Conocemos por el nombre común de Cornicabra, y por el nombre científico dr Pistacia terebinthus, a un árbol dioico, vigoroso y resistente que no sobrepasa los seis metros de alto. Forma parte de la familia Anacardiaceae. Es originario de las costas occidentales del Mar Mediterráneo, donde lo hallamos desde el nivel del mar hasta una altitud de mil quinientos metros, en los bosques caducifolios o entremezclado con encinas. 

Puede soportar extensos períodos de sequía y también heladas poco intensas. Le agradan las ubicaciones con sol pleno y tolera bien la salinidad. Su tronco tiene una tonalidad grisácea y la corteza es aromática. Posee hojas compuestas imparipinnadas de color verde intenso y aspecto coriáceo, están formadas por folíolos grandes, ovales y de vértice acuminado que miden unos diez centímetros. 

Da pequeñas flores rojas reunidas en apretadas inflorescencias de tipo racimo. Los frutos también pequeños y globosos, miden un centímetro de diámetro; nacen verdes y al madurar pasan del rojo al marrón oscuro. Durante la etapa vegetativa se forman unas agallas alargadas que semejan cuernos de cabra (de allí recibe su nombre común); las mismas las provoca una especie de pulgón que se cría dentro de ellas. 
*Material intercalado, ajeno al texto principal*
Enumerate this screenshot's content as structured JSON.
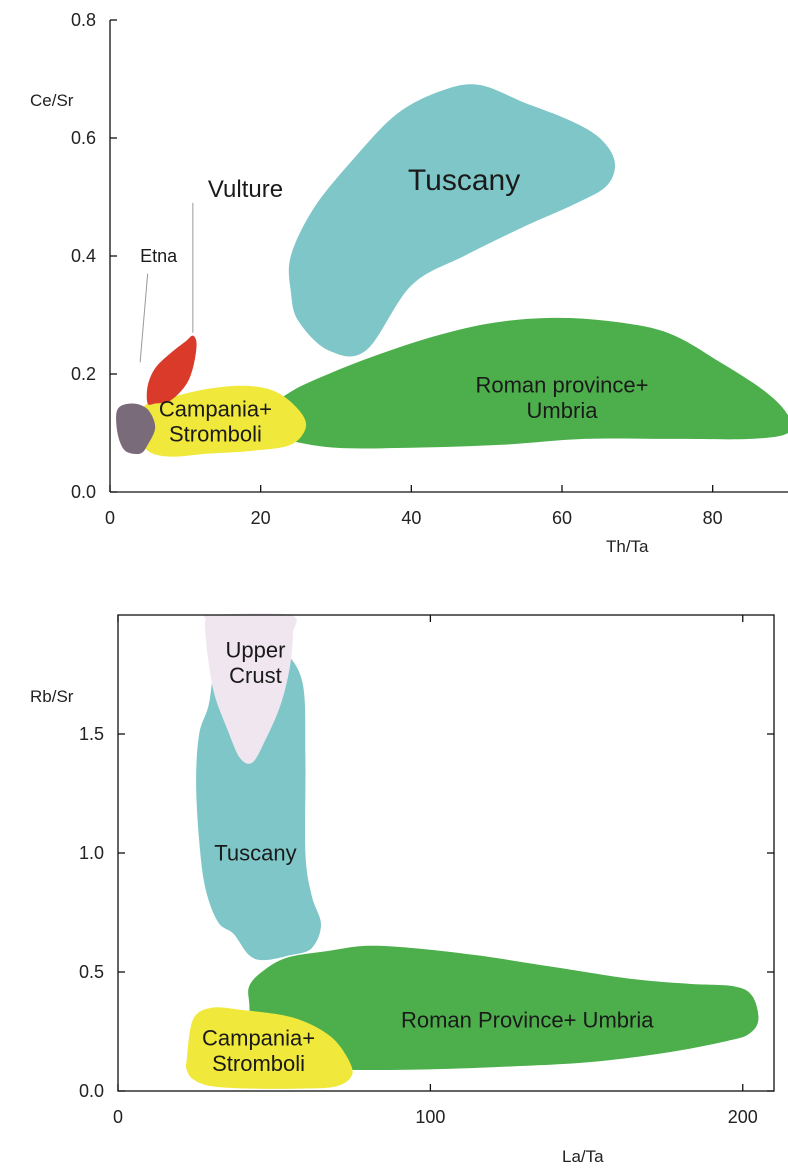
{
  "chart_data": [
    {
      "type": "scatter",
      "xlabel": "Th/Ta",
      "ylabel": "Ce/Sr",
      "xlim": [
        0,
        90
      ],
      "ylim": [
        0,
        0.8
      ],
      "xticks": [
        0,
        20,
        40,
        60,
        80
      ],
      "xtick_labels": [
        "0",
        "20",
        "40",
        "60",
        "80"
      ],
      "yticks": [
        0,
        0.2,
        0.4,
        0.6,
        0.8
      ],
      "ytick_labels": [
        "0.0",
        "0.2",
        "0.4",
        "0.6",
        "0.8"
      ],
      "regions": [
        {
          "key": "tuscany",
          "label": [
            "Tuscany"
          ],
          "color": "#7fc6c8",
          "outline": [
            [
              24,
              0.4
            ],
            [
              27,
              0.48
            ],
            [
              32,
              0.56
            ],
            [
              38,
              0.64
            ],
            [
              44,
              0.68
            ],
            [
              49,
              0.69
            ],
            [
              55,
              0.66
            ],
            [
              61,
              0.63
            ],
            [
              65,
              0.6
            ],
            [
              67,
              0.56
            ],
            [
              66,
              0.52
            ],
            [
              62,
              0.49
            ],
            [
              55,
              0.45
            ],
            [
              47,
              0.4
            ],
            [
              40,
              0.35
            ],
            [
              34,
              0.24
            ],
            [
              29,
              0.24
            ],
            [
              25,
              0.29
            ],
            [
              24,
              0.34
            ]
          ],
          "label_pos": [
            47,
            0.53
          ]
        },
        {
          "key": "roman",
          "label": [
            "Roman province+",
            "Umbria"
          ],
          "color": "#4caf4c",
          "outline": [
            [
              20,
              0.13
            ],
            [
              24,
              0.17
            ],
            [
              29,
              0.2
            ],
            [
              35,
              0.23
            ],
            [
              42,
              0.26
            ],
            [
              50,
              0.285
            ],
            [
              58,
              0.295
            ],
            [
              66,
              0.29
            ],
            [
              74,
              0.27
            ],
            [
              81,
              0.22
            ],
            [
              87,
              0.17
            ],
            [
              90,
              0.13
            ],
            [
              90,
              0.1
            ],
            [
              85,
              0.09
            ],
            [
              75,
              0.09
            ],
            [
              63,
              0.09
            ],
            [
              52,
              0.08
            ],
            [
              40,
              0.075
            ],
            [
              30,
              0.075
            ],
            [
              23,
              0.09
            ],
            [
              20,
              0.11
            ]
          ],
          "label_pos": [
            60,
            0.16
          ]
        },
        {
          "key": "campania",
          "label": [
            "Campania+",
            "Stromboli"
          ],
          "color": "#f0e83a",
          "outline": [
            [
              5,
              0.15
            ],
            [
              8,
              0.16
            ],
            [
              13,
              0.175
            ],
            [
              18,
              0.18
            ],
            [
              22,
              0.17
            ],
            [
              25,
              0.14
            ],
            [
              26,
              0.11
            ],
            [
              24,
              0.08
            ],
            [
              19,
              0.07
            ],
            [
              13,
              0.065
            ],
            [
              8,
              0.06
            ],
            [
              5,
              0.07
            ],
            [
              4,
              0.1
            ],
            [
              4,
              0.13
            ]
          ],
          "label_pos": [
            14,
            0.12
          ]
        },
        {
          "key": "vulture",
          "label": [],
          "color": "#d93a2a",
          "outline": [
            [
              5,
              0.15
            ],
            [
              5,
              0.18
            ],
            [
              6,
              0.21
            ],
            [
              8,
              0.235
            ],
            [
              10,
              0.255
            ],
            [
              11,
              0.265
            ],
            [
              11.5,
              0.25
            ],
            [
              11,
              0.21
            ],
            [
              10,
              0.18
            ],
            [
              8,
              0.155
            ],
            [
              6,
              0.15
            ]
          ],
          "label_pos": null
        },
        {
          "key": "etna",
          "label": [],
          "color": "#7a6b7a",
          "outline": [
            [
              1,
              0.14
            ],
            [
              3,
              0.15
            ],
            [
              5,
              0.14
            ],
            [
              6,
              0.11
            ],
            [
              5,
              0.08
            ],
            [
              4,
              0.065
            ],
            [
              2,
              0.07
            ],
            [
              1,
              0.1
            ]
          ],
          "label_pos": null
        }
      ],
      "annotations": [
        {
          "key": "vulture",
          "text": "Vulture",
          "pos": [
            13,
            0.5
          ],
          "leader": [
            [
              11,
              0.49
            ],
            [
              11,
              0.27
            ]
          ]
        },
        {
          "key": "etna",
          "text": "Etna",
          "pos": [
            4,
            0.39
          ],
          "leader": [
            [
              5,
              0.37
            ],
            [
              4,
              0.22
            ]
          ]
        }
      ]
    },
    {
      "type": "scatter",
      "xlabel": "La/Ta",
      "ylabel": "Rb/Sr",
      "xlim": [
        0,
        210
      ],
      "ylim": [
        0,
        2.0
      ],
      "xticks": [
        0,
        100,
        200
      ],
      "xtick_labels": [
        "0",
        "100",
        "200"
      ],
      "yticks": [
        0,
        0.5,
        1.0,
        1.5
      ],
      "ytick_labels": [
        "0.0",
        "0.5",
        "1.0",
        "1.5"
      ],
      "regions": [
        {
          "key": "tuscany2",
          "label": [
            "Tuscany"
          ],
          "color": "#7fc6c8",
          "outline": [
            [
              29,
              1.62
            ],
            [
              31,
              1.78
            ],
            [
              35,
              1.88
            ],
            [
              44,
              1.9
            ],
            [
              52,
              1.86
            ],
            [
              59,
              1.72
            ],
            [
              60,
              1.4
            ],
            [
              60,
              1.0
            ],
            [
              62,
              0.82
            ],
            [
              65,
              0.7
            ],
            [
              62,
              0.6
            ],
            [
              55,
              0.57
            ],
            [
              47,
              0.55
            ],
            [
              42,
              0.57
            ],
            [
              37,
              0.66
            ],
            [
              32,
              0.71
            ],
            [
              28,
              0.85
            ],
            [
              26,
              1.05
            ],
            [
              25,
              1.3
            ],
            [
              26,
              1.5
            ]
          ],
          "label_pos": [
            44,
            1.0
          ]
        },
        {
          "key": "crust",
          "label": [
            "Upper",
            "Crust"
          ],
          "color": "#efe6ef",
          "outline": [
            [
              28,
              1.92
            ],
            [
              28,
              1.98
            ],
            [
              30,
              2.0
            ],
            [
              55,
              2.0
            ],
            [
              56,
              1.92
            ],
            [
              55,
              1.78
            ],
            [
              52,
              1.62
            ],
            [
              47,
              1.47
            ],
            [
              43,
              1.38
            ],
            [
              39,
              1.4
            ],
            [
              35,
              1.52
            ],
            [
              31,
              1.66
            ],
            [
              29,
              1.8
            ]
          ],
          "label_pos": [
            44,
            1.8
          ]
        },
        {
          "key": "roman2",
          "label": [
            "Roman Province+ Umbria"
          ],
          "color": "#4caf4c",
          "outline": [
            [
              42,
              0.37
            ],
            [
              42,
              0.44
            ],
            [
              46,
              0.5
            ],
            [
              54,
              0.56
            ],
            [
              68,
              0.59
            ],
            [
              80,
              0.61
            ],
            [
              95,
              0.6
            ],
            [
              115,
              0.57
            ],
            [
              140,
              0.52
            ],
            [
              165,
              0.47
            ],
            [
              183,
              0.45
            ],
            [
              197,
              0.44
            ],
            [
              203,
              0.4
            ],
            [
              205,
              0.3
            ],
            [
              202,
              0.24
            ],
            [
              195,
              0.21
            ],
            [
              175,
              0.16
            ],
            [
              150,
              0.12
            ],
            [
              120,
              0.1
            ],
            [
              95,
              0.09
            ],
            [
              72,
              0.09
            ],
            [
              57,
              0.11
            ],
            [
              48,
              0.18
            ],
            [
              43,
              0.28
            ]
          ],
          "label_pos": [
            131,
            0.3
          ]
        },
        {
          "key": "campania2",
          "label": [
            "Campania+",
            "Stromboli"
          ],
          "color": "#f0e83a",
          "outline": [
            [
              22,
              0.13
            ],
            [
              24,
              0.3
            ],
            [
              30,
              0.35
            ],
            [
              40,
              0.34
            ],
            [
              52,
              0.32
            ],
            [
              60,
              0.29
            ],
            [
              68,
              0.23
            ],
            [
              73,
              0.15
            ],
            [
              75,
              0.07
            ],
            [
              70,
              0.02
            ],
            [
              58,
              0.01
            ],
            [
              43,
              0.01
            ],
            [
              30,
              0.02
            ],
            [
              24,
              0.05
            ],
            [
              22,
              0.09
            ]
          ],
          "label_pos": [
            45,
            0.17
          ]
        }
      ],
      "annotations": []
    }
  ]
}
Podemos reproducirlo mediante semillas y también por esquejes; es común que las aves y pequeños mamíferos coman los frutos y dispersen así la simiente. Sirve como fijador de suelos y por su alto contenido de taninos se lo emplea en la industria del curtido de cueros. También extraen de él la trementina, un aceite vegetal empleado como disolvente. Dentro del marco de la medicina no tradicional se le confieren propiedades astringentes y se usa como colutorio para fortalecer las encías.